Nando shows all the signs of secure attachment. He has the secure base of home and love from his aunt, which gives him a sense of calm and confidence to go out into the world and try and earn money for them. He is an intelligent, sensitive and confident child. If the acting portrayed in this movie isn’t enough to show this, then his words do, in his response to the American who offers to take him away from this terrible life, “ I have everything I need”.

Understanding people and cultures exactly as they are can be complicated. Figuring this out and then providing support that is relatable to them is ideal. When we create structures and ideas that parents (or people in general) have to “put on” it can be confusing and cause undue suffering. Something this world does not need more of. 

This idea of culture and knowing what to do in the face of “the ideals” or even “sacred teachings” reminds me of the response BKS Iyengar gave when a student asked,“Do we need to be Vegetarians to be yogis?” he replied, “Eat according to your culture”. He probably said more about this subject too, but that is all I remember.

When we travel, straying away from the well maintained touristy areas helps us to see the world. Seeing begets understanding and appreciation.

With the restrictions of Covid easing up, we can begin to travel again. As you wander out, look to see how people live their lives.  Perhaps this will allow you to expand your awareness (your evolution) and inspire you to believe in new ways. Your compassionate views will help to create a more peaceful and loving world. 

Evolving is not a straight line or even a consistent line, but I believe we are all evolving. I have hope.

Where are you in this process? If you are a parent how do you manage culture and your personal beliefs, ideas, behaviours?

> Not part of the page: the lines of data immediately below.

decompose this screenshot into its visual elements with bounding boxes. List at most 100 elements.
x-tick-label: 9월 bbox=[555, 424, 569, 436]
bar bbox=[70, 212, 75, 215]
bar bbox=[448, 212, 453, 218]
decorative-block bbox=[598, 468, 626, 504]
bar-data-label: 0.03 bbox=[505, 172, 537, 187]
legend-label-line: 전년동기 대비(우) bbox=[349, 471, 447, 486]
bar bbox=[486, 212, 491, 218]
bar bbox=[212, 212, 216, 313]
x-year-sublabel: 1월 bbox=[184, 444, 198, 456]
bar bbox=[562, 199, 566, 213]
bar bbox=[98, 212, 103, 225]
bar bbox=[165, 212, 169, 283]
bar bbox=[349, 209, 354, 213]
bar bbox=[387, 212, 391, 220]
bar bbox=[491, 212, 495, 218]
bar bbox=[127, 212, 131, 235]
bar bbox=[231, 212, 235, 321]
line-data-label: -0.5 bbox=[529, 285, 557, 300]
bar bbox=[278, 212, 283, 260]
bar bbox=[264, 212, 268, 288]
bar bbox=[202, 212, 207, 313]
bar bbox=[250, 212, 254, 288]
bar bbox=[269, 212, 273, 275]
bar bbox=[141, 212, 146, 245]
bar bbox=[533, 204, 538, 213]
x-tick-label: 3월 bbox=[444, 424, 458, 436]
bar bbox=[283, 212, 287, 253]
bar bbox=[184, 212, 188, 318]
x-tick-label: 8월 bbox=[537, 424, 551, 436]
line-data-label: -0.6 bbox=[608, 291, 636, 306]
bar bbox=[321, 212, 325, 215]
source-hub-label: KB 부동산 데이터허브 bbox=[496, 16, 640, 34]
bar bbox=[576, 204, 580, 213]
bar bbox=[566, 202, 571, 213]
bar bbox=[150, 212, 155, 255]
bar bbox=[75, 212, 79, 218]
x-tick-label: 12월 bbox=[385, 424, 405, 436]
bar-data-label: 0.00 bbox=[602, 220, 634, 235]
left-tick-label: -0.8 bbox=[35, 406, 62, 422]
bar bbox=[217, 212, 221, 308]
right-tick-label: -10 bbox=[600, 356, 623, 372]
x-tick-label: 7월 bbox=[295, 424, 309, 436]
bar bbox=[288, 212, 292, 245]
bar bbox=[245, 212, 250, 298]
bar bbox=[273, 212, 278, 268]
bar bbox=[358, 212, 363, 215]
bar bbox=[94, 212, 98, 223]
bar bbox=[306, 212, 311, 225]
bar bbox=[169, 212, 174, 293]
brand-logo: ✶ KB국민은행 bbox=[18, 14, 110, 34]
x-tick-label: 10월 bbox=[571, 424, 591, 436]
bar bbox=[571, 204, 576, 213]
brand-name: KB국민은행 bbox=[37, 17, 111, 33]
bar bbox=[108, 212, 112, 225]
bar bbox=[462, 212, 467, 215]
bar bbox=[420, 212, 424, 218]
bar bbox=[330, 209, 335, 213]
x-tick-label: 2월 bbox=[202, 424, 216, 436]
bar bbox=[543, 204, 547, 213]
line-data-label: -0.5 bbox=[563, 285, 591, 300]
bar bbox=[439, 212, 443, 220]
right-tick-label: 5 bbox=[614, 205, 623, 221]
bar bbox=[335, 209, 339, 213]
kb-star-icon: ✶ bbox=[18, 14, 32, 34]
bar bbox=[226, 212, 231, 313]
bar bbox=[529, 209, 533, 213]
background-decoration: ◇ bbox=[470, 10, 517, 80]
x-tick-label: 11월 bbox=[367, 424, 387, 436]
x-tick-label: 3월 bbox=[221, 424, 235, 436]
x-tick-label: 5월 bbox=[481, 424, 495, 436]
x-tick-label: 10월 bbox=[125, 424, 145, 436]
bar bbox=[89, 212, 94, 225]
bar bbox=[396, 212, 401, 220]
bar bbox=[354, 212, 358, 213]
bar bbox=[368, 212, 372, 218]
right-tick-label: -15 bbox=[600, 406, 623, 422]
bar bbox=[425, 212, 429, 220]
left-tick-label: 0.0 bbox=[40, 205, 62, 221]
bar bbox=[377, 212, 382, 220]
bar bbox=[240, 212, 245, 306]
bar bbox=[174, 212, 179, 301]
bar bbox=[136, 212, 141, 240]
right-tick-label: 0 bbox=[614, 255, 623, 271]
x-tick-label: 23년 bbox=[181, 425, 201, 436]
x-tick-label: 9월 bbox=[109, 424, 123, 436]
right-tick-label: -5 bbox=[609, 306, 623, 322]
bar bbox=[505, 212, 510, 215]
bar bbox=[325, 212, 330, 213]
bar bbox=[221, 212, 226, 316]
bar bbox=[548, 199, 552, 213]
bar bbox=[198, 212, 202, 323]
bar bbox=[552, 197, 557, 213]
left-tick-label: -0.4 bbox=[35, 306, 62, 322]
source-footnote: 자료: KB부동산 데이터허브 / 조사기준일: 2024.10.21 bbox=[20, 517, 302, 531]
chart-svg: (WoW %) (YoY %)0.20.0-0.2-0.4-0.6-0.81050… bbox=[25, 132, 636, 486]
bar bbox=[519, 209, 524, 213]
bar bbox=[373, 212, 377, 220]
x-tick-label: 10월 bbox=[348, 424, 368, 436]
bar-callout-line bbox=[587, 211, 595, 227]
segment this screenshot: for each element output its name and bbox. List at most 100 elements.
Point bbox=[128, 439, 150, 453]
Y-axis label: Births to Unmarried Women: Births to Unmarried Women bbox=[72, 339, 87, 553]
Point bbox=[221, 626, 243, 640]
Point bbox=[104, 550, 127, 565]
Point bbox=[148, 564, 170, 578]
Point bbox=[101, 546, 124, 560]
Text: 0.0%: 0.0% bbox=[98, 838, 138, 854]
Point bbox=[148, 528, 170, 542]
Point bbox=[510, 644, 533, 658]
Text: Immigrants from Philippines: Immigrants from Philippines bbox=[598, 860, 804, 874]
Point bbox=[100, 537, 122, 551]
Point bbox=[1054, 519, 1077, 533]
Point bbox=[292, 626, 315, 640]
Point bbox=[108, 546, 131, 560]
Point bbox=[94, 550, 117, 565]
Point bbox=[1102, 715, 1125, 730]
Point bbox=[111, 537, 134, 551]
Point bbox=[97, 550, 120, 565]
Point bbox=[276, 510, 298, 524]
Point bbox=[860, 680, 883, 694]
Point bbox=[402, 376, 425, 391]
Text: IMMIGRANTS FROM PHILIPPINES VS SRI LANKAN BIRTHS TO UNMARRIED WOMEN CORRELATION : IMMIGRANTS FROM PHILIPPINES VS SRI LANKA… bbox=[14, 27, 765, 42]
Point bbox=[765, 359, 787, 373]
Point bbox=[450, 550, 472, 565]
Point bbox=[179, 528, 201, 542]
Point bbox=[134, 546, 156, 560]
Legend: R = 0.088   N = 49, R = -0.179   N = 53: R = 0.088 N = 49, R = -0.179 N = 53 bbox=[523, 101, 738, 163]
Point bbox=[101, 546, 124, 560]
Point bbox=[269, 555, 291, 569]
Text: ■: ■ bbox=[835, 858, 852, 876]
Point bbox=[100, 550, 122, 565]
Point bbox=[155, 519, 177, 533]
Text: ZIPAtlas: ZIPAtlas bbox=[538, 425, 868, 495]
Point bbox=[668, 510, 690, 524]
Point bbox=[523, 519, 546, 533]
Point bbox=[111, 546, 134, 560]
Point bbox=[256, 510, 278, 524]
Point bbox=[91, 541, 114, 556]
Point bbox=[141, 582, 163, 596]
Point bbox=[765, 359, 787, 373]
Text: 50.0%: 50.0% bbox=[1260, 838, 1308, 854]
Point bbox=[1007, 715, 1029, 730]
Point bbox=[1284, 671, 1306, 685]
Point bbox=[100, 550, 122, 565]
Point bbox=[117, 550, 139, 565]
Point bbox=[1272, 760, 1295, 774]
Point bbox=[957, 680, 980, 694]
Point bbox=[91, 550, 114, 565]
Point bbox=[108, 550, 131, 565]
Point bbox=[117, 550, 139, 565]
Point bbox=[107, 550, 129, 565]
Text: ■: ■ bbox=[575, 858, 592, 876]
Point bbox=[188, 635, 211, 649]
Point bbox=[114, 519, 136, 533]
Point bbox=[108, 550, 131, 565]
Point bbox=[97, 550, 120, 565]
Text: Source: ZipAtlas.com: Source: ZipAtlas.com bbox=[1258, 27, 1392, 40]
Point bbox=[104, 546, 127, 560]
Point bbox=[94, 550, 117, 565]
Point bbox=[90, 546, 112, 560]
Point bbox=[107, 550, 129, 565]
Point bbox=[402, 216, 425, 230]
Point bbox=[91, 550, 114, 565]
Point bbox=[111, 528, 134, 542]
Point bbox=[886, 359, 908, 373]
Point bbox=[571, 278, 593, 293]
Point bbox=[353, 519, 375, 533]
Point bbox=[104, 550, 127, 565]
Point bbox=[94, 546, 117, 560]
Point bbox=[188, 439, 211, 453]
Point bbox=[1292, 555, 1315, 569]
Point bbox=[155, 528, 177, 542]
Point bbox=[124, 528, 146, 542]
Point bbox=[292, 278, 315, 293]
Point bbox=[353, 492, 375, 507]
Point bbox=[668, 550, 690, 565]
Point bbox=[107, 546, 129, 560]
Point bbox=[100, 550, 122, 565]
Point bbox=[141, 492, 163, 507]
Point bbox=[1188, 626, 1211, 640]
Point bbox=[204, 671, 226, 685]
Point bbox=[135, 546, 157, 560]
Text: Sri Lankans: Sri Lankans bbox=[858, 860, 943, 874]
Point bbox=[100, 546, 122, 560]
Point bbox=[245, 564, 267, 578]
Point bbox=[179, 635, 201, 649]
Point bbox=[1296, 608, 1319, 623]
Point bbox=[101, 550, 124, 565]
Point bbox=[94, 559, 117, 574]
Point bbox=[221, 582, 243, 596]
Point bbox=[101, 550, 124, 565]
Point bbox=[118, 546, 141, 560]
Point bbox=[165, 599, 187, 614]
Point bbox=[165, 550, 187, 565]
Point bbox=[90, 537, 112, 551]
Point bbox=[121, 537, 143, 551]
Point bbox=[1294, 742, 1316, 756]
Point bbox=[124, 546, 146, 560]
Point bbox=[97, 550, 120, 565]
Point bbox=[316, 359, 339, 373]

If you are not a parent, how do you see the world and your understanding of what is “right” behavior and how do you get support?

Bibliography

Grille, Robin. IQ is Only Half the Picture: Cultivating your Child’s Emotional Intelligence. From Parenting for a Peaceful World. Downloaded from http://naturalchild.org/robin_grille/eq_3.html

Dan Siegel, MD – Parenting Attachment Styles: Secure, Ambivalent, Avoidant, Disorganized. Additional video on Mirror Neurons. YouTube Videos

Diana Divecha, Ph.D.,What is a Secure Attachment? And Why Doesn’t “Attachment Parenting” Get You There?

It Started In Naples, Director, Melville Shavelson, Paramount Pictures 1960 starring Sophia Loren and Clark Gable.